MS: I can’t describe it at any stage as ever being a thrill. I always find that getting to the end of a record is always hard work so getting there I feel incredible relief. I’m now at the stage where I can talk about the record and I like doing that because I’m comfortable with it. Having said that, I have never been all that comfortable with records. Having gone solo, I know the buck stops with me and I have a clear slate to work with. In the early days with Hunters I was always anxious about the release. It was always mysterious and political. I was very young and paranoid.
PC: Are you over Hunters now?
MS: Socially I am over it. It was a great band. The political nature in that band was brutal and hard for me. I wasn’t comfortable in that band. The process of getting songs complete and shaped was always difficult but it was all I knew so I thought it was the natural order. Now I know there are basic issues to confront like poetic landscape that have to be there. With Hunters & Collectors, it was always the issue about what other people felt. That’s just the way it is with art.

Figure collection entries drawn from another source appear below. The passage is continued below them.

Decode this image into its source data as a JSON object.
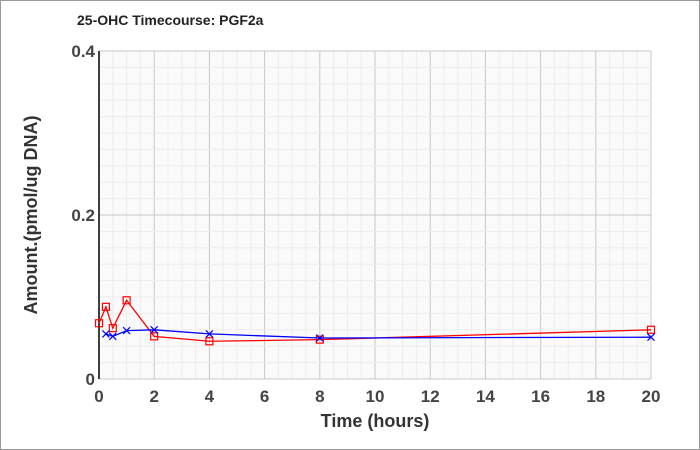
{
  "chart_data": {
    "type": "line",
    "title": "25-OHC Timecourse: PGF2a",
    "xlabel": "Time (hours)",
    "ylabel": "Amount.(pmol/ug DNA)",
    "xlim": [
      0,
      20
    ],
    "ylim": [
      0,
      0.4
    ],
    "xticks": [
      "0",
      "2",
      "4",
      "6",
      "8",
      "10",
      "12",
      "14",
      "16",
      "18",
      "20"
    ],
    "yticks": [
      "0",
      "0.2",
      "0.4"
    ],
    "grid": true,
    "series": [
      {
        "name": "red",
        "color": "#ff0000",
        "marker": "square",
        "x": [
          0,
          0.25,
          0.5,
          1,
          2,
          4,
          8,
          20
        ],
        "y": [
          0.068,
          0.088,
          0.062,
          0.096,
          0.052,
          0.046,
          0.048,
          0.06
        ]
      },
      {
        "name": "blue",
        "color": "#0000ff",
        "marker": "x",
        "x": [
          0.25,
          0.5,
          1,
          2,
          4,
          8,
          20
        ],
        "y": [
          0.055,
          0.052,
          0.059,
          0.06,
          0.055,
          0.05,
          0.051
        ]
      }
    ]
  }
}
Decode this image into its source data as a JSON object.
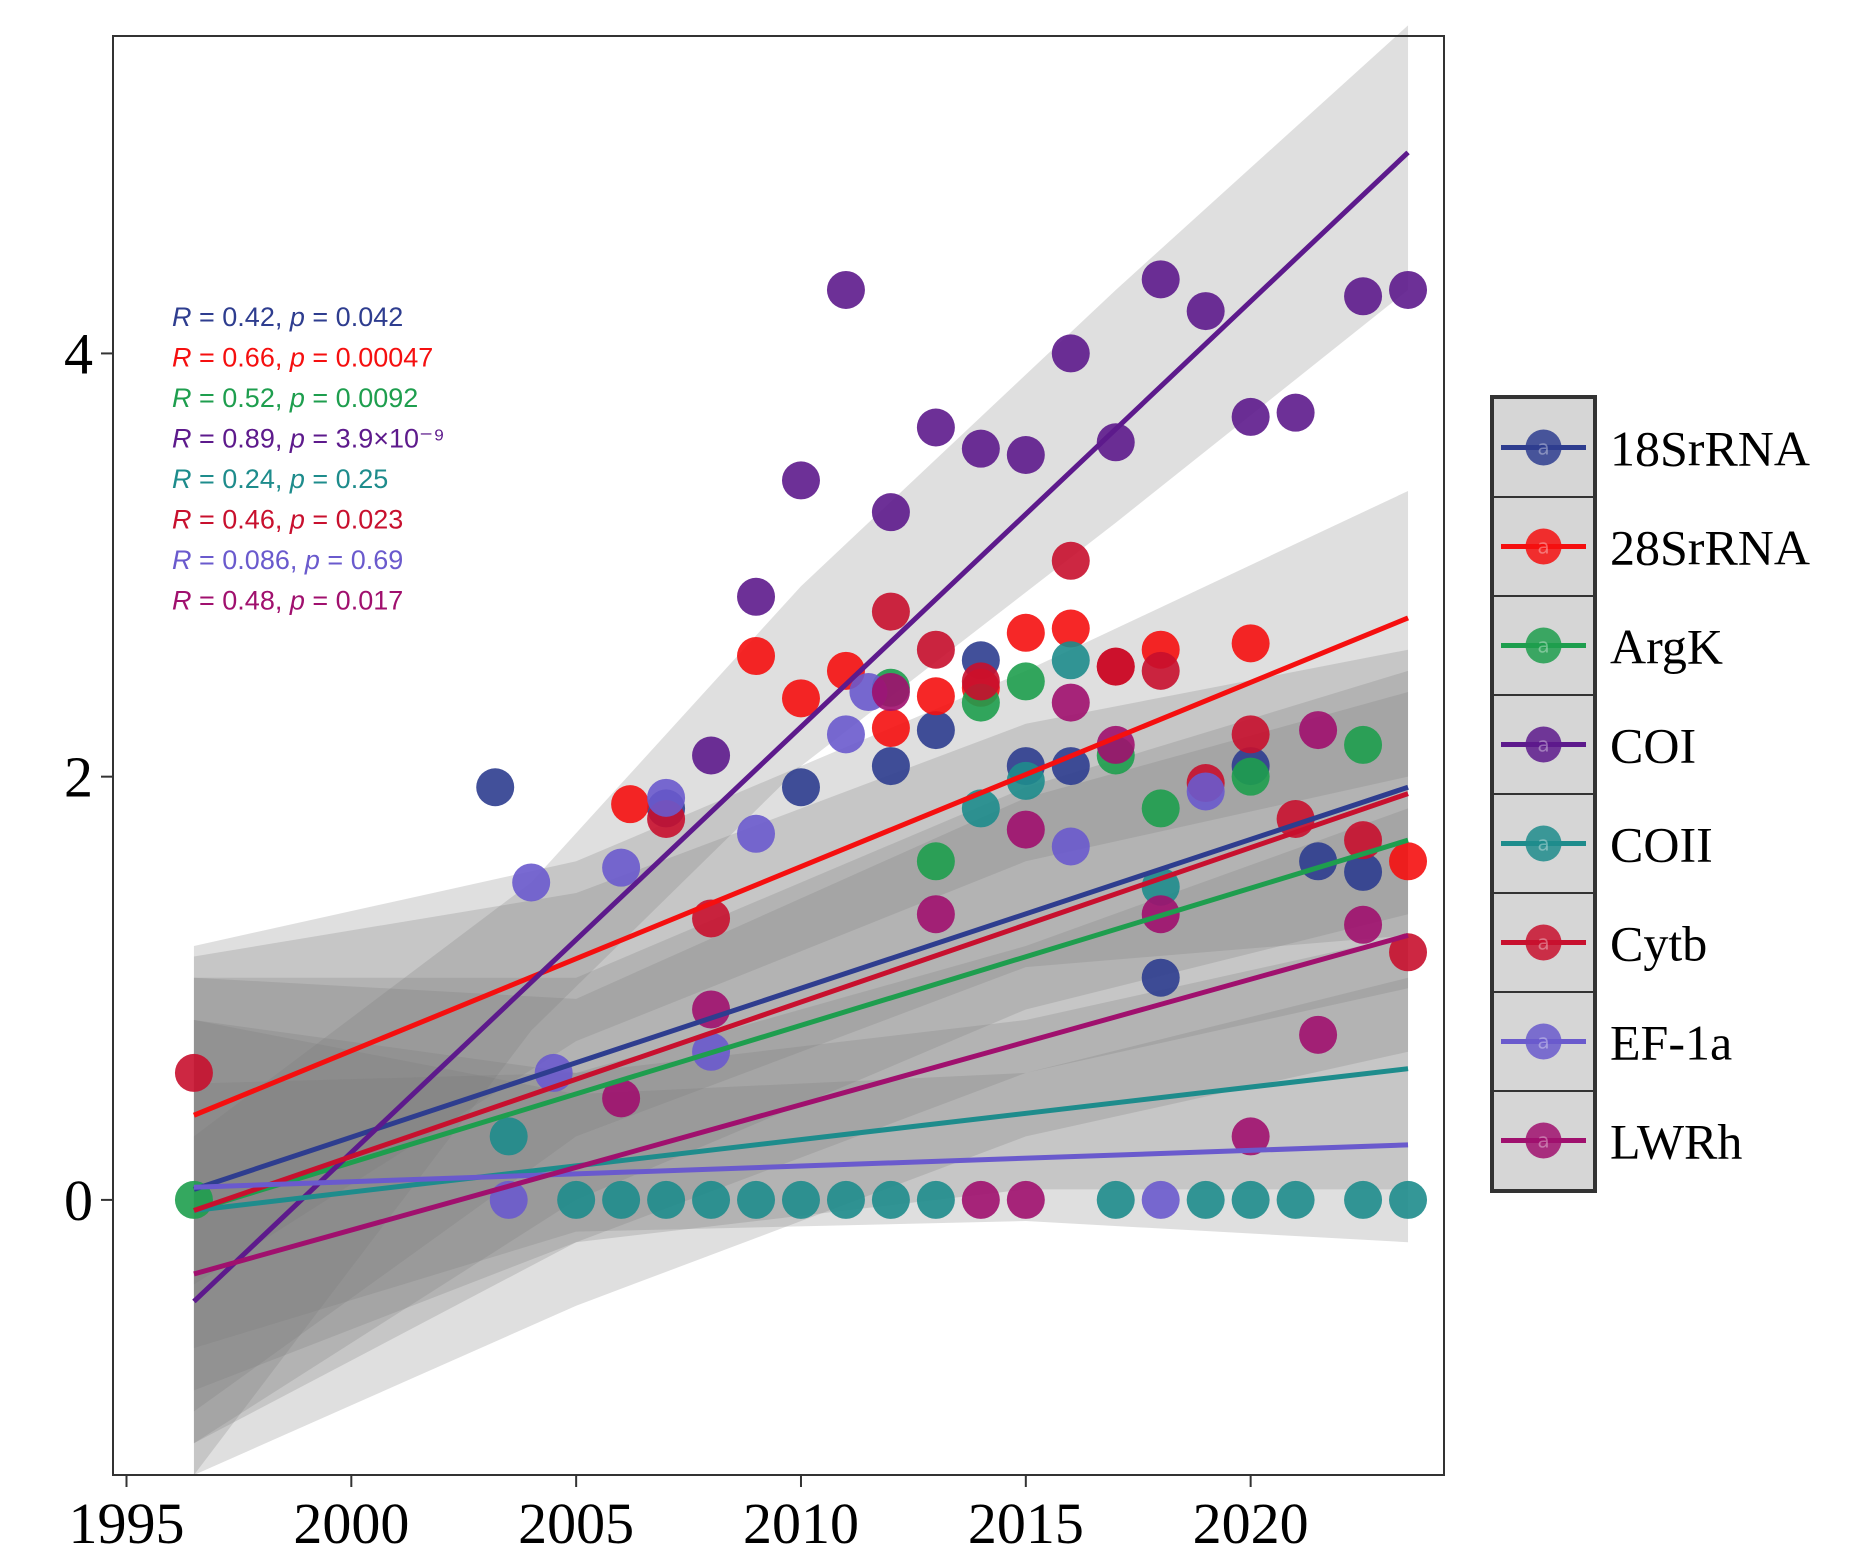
{
  "chart_data": {
    "type": "scatter",
    "title": "",
    "xlabel": "",
    "ylabel": "",
    "xlim": [
      1994.7,
      2024.3
    ],
    "ylim": [
      -1.3,
      5.5
    ],
    "xticks": [
      1995,
      2000,
      2005,
      2010,
      2015,
      2020
    ],
    "xtick_labels": [
      "1995",
      "2000",
      "2005",
      "2010",
      "2015",
      "2020"
    ],
    "yticks": [
      0,
      2,
      4
    ],
    "ytick_labels": [
      "0",
      "2",
      "4"
    ],
    "grid": false,
    "legend_position": "right",
    "legend_mark": "a",
    "series": [
      {
        "name": "18SrRNA",
        "color": "#2E3D8F",
        "stat": {
          "r_label": "R",
          "r": "0.42",
          "p_label": "p",
          "p": "0.042"
        },
        "trend": {
          "x": [
            1996.5,
            2023.5
          ],
          "y": [
            0.05,
            1.95
          ],
          "ci": [
            [
              1996.5,
              -1.0,
              1.15
            ],
            [
              2005,
              0.3,
              1.45
            ],
            [
              2015,
              1.1,
              2.25
            ],
            [
              2023.5,
              1.25,
              2.6
            ]
          ]
        },
        "points": [
          [
            2003.2,
            1.95
          ],
          [
            2007,
            1.85
          ],
          [
            2010,
            1.95
          ],
          [
            2012,
            2.05
          ],
          [
            2013,
            2.22
          ],
          [
            2014,
            2.55
          ],
          [
            2015,
            2.05
          ],
          [
            2016,
            2.05
          ],
          [
            2018,
            1.05
          ],
          [
            2020,
            2.05
          ],
          [
            2021.5,
            1.6
          ],
          [
            2022.5,
            1.55
          ]
        ]
      },
      {
        "name": "28SrRNA",
        "color": "#F50F0F",
        "stat": {
          "r_label": "R",
          "r": "0.66",
          "p_label": "p",
          "p": "0.00047"
        },
        "trend": {
          "x": [
            1996.5,
            2023.5
          ],
          "y": [
            0.4,
            2.75
          ],
          "ci": [
            [
              1996.5,
              -0.4,
              1.2
            ],
            [
              2005,
              0.75,
              1.6
            ],
            [
              2015,
              1.6,
              2.5
            ],
            [
              2023.5,
              2.0,
              3.35
            ]
          ]
        },
        "points": [
          [
            2006.2,
            1.87
          ],
          [
            2009,
            2.57
          ],
          [
            2010,
            2.37
          ],
          [
            2011,
            2.5
          ],
          [
            2012,
            2.23
          ],
          [
            2013,
            2.38
          ],
          [
            2014,
            2.42
          ],
          [
            2015,
            2.68
          ],
          [
            2016,
            2.7
          ],
          [
            2017,
            2.52
          ],
          [
            2018,
            2.6
          ],
          [
            2020,
            2.63
          ],
          [
            2023.5,
            1.6
          ]
        ]
      },
      {
        "name": "ArgK",
        "color": "#1E9E4E",
        "stat": {
          "r_label": "R",
          "r": "0.52",
          "p_label": "p",
          "p": "0.0092"
        },
        "trend": {
          "x": [
            1996.5,
            2023.5
          ],
          "y": [
            -0.05,
            1.7
          ],
          "ci": [
            [
              1996.5,
              -1.15,
              1.05
            ],
            [
              2005,
              -0.2,
              0.95
            ],
            [
              2015,
              0.6,
              1.9
            ],
            [
              2023.5,
              1.0,
              2.4
            ]
          ]
        },
        "points": [
          [
            1996.5,
            0.0
          ],
          [
            2012,
            2.42
          ],
          [
            2013,
            1.6
          ],
          [
            2014,
            2.35
          ],
          [
            2015,
            2.45
          ],
          [
            2017,
            2.1
          ],
          [
            2018,
            1.85
          ],
          [
            2020,
            2.0
          ],
          [
            2022.5,
            2.15
          ]
        ]
      },
      {
        "name": "COI",
        "color": "#5D1A8C",
        "stat": {
          "r_label": "R",
          "r": "0.89",
          "p_label": "p",
          "p": "3.9×10⁻⁹"
        },
        "trend": {
          "x": [
            1996.5,
            2023.5
          ],
          "y": [
            -0.48,
            4.95
          ],
          "ci": [
            [
              1996.5,
              -1.3,
              0.3
            ],
            [
              2004,
              0.8,
              1.5
            ],
            [
              2010,
              2.05,
              2.9
            ],
            [
              2017,
              3.2,
              4.3
            ],
            [
              2023.5,
              4.3,
              5.55
            ]
          ]
        },
        "points": [
          [
            2008,
            2.1
          ],
          [
            2009,
            2.85
          ],
          [
            2010,
            3.4
          ],
          [
            2011,
            4.3
          ],
          [
            2012,
            3.25
          ],
          [
            2013,
            3.65
          ],
          [
            2014,
            3.55
          ],
          [
            2015,
            3.52
          ],
          [
            2016,
            4.0
          ],
          [
            2017,
            3.58
          ],
          [
            2018,
            4.35
          ],
          [
            2019,
            4.2
          ],
          [
            2020,
            3.7
          ],
          [
            2021,
            3.72
          ],
          [
            2022.5,
            4.27
          ],
          [
            2023.5,
            4.3
          ]
        ]
      },
      {
        "name": "COII",
        "color": "#1E8C8C",
        "stat": {
          "r_label": "R",
          "r": "0.24",
          "p_label": "p",
          "p": "0.25"
        },
        "trend": {
          "x": [
            1996.5,
            2023.5
          ],
          "y": [
            -0.05,
            0.62
          ],
          "ci": [
            [
              1996.5,
              -0.9,
              0.85
            ],
            [
              2005,
              -0.2,
              0.6
            ],
            [
              2015,
              0.05,
              0.85
            ],
            [
              2023.5,
              0.05,
              1.25
            ]
          ]
        },
        "points": [
          [
            2003.5,
            0.3
          ],
          [
            2005,
            0.0
          ],
          [
            2006,
            0.0
          ],
          [
            2007,
            0.0
          ],
          [
            2008,
            0.0
          ],
          [
            2009,
            0.0
          ],
          [
            2010,
            0.0
          ],
          [
            2011,
            0.0
          ],
          [
            2012,
            0.0
          ],
          [
            2013,
            0.0
          ],
          [
            2014,
            1.85
          ],
          [
            2015,
            1.98
          ],
          [
            2016,
            2.55
          ],
          [
            2017,
            0.0
          ],
          [
            2018,
            1.48
          ],
          [
            2019,
            0.0
          ],
          [
            2020,
            0.0
          ],
          [
            2021,
            0.0
          ],
          [
            2022.5,
            0.0
          ],
          [
            2023.5,
            0.0
          ]
        ]
      },
      {
        "name": "Cytb",
        "color": "#C8102E",
        "stat": {
          "r_label": "R",
          "r": "0.46",
          "p_label": "p",
          "p": "0.023"
        },
        "trend": {
          "x": [
            1996.5,
            2023.5
          ],
          "y": [
            -0.05,
            1.92
          ],
          "ci": [
            [
              1996.5,
              -1.15,
              1.05
            ],
            [
              2005,
              0.0,
              1.05
            ],
            [
              2015,
              0.9,
              1.95
            ],
            [
              2023.5,
              1.35,
              2.5
            ]
          ]
        },
        "points": [
          [
            1996.5,
            0.6
          ],
          [
            2007,
            1.8
          ],
          [
            2008,
            1.33
          ],
          [
            2012,
            2.78
          ],
          [
            2013,
            2.6
          ],
          [
            2014,
            2.45
          ],
          [
            2016,
            3.02
          ],
          [
            2017,
            2.52
          ],
          [
            2018,
            2.5
          ],
          [
            2019,
            1.97
          ],
          [
            2020,
            2.2
          ],
          [
            2021,
            1.8
          ],
          [
            2022.5,
            1.7
          ],
          [
            2023.5,
            1.17
          ]
        ]
      },
      {
        "name": "EF-1a",
        "color": "#6A5ACD",
        "stat": {
          "r_label": "R",
          "r": "0.086",
          "p_label": "p",
          "p": "0.69"
        },
        "trend": {
          "x": [
            1996.5,
            2023.5
          ],
          "y": [
            0.06,
            0.26
          ],
          "ci": [
            [
              1996.5,
              -0.7,
              0.85
            ],
            [
              2005,
              -0.15,
              0.5
            ],
            [
              2015,
              -0.1,
              0.6
            ],
            [
              2023.5,
              -0.2,
              1.05
            ]
          ]
        },
        "points": [
          [
            2003.5,
            0.0
          ],
          [
            2004,
            1.5
          ],
          [
            2004.5,
            0.6
          ],
          [
            2006,
            1.57
          ],
          [
            2007,
            1.9
          ],
          [
            2008,
            0.7
          ],
          [
            2009,
            1.73
          ],
          [
            2011,
            2.2
          ],
          [
            2011.5,
            2.4
          ],
          [
            2016,
            1.67
          ],
          [
            2018,
            0.0
          ],
          [
            2019,
            1.93
          ]
        ]
      },
      {
        "name": "LWRh",
        "color": "#A0106E",
        "stat": {
          "r_label": "R",
          "r": "0.48",
          "p_label": "p",
          "p": "0.017"
        },
        "trend": {
          "x": [
            1996.5,
            2023.5
          ],
          "y": [
            -0.35,
            1.25
          ],
          "ci": [
            [
              1996.5,
              -1.3,
              0.55
            ],
            [
              2005,
              -0.5,
              0.6
            ],
            [
              2015,
              0.3,
              1.2
            ],
            [
              2023.5,
              0.7,
              1.85
            ]
          ]
        },
        "points": [
          [
            2006,
            0.48
          ],
          [
            2008,
            0.9
          ],
          [
            2012,
            2.4
          ],
          [
            2013,
            1.35
          ],
          [
            2014,
            0.0
          ],
          [
            2015,
            1.75
          ],
          [
            2015,
            0.0
          ],
          [
            2016,
            2.35
          ],
          [
            2017,
            2.15
          ],
          [
            2018,
            1.35
          ],
          [
            2020,
            0.3
          ],
          [
            2021.5,
            2.22
          ],
          [
            2021.5,
            0.78
          ],
          [
            2022.5,
            1.3
          ]
        ]
      }
    ]
  }
}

PC: Look a Chisel and the success of the Ringside. Could you see yourself going out with Hunters again every five or six years and doing something like that?
MS: No, it was a different type of band with different types of people. There were guys in Hunters who you wouldn’t call professional musicians. They weren’t compelled to play an instrument for the rest of their lives. I know at least four of them who haven’t picked up an instrument since we broke up. It’s not like they are looking for a gig. It was a funny beast and I can’t say I honestly know what it was about. The legacy was profound and that is what intrigues me now, just what those songs meant. Some of the songs have become these iconic tunes. I am more interested in that than the band itself.
SOMETHING YOU DIDN’T KNOW
PC: It’s interesting to see the ripple went as far as Seattle and reached Pearl Jam who invited you on stage on their recent tour to sing one of your songs.
MS: What was interesting about that was before we sound-checked Eddie (Vedder) came over and shook hands and after a minute I had to ask “How do you know about Hunters & Collectors” and he told me this amazing story. He said he met me in a band room in Seattle. He was a devotee of Aussie bands and a lot of Australian bands were touring America. He turned up at an amphitheatre in San Diego and he tells me that he worked in a local petrochemical plant and used to come and see bands all the time and he talked his way backstage to say hello and I gave him my autograph. He fell in love with that song ‘Throw Your Arms Around Me’. He had Human Frailty. It did well in America. It was played by college charts and had a nibble at AOR. If we had stayed in America for a year after that and consolidated like R.E.M. did, we would have made it but we went home. There is a distance that Aussie bands have to face and you have to get a song away in America for it to make sense.
Mark Seymour’s new album ‘Embedded’ is out through Liberation Records.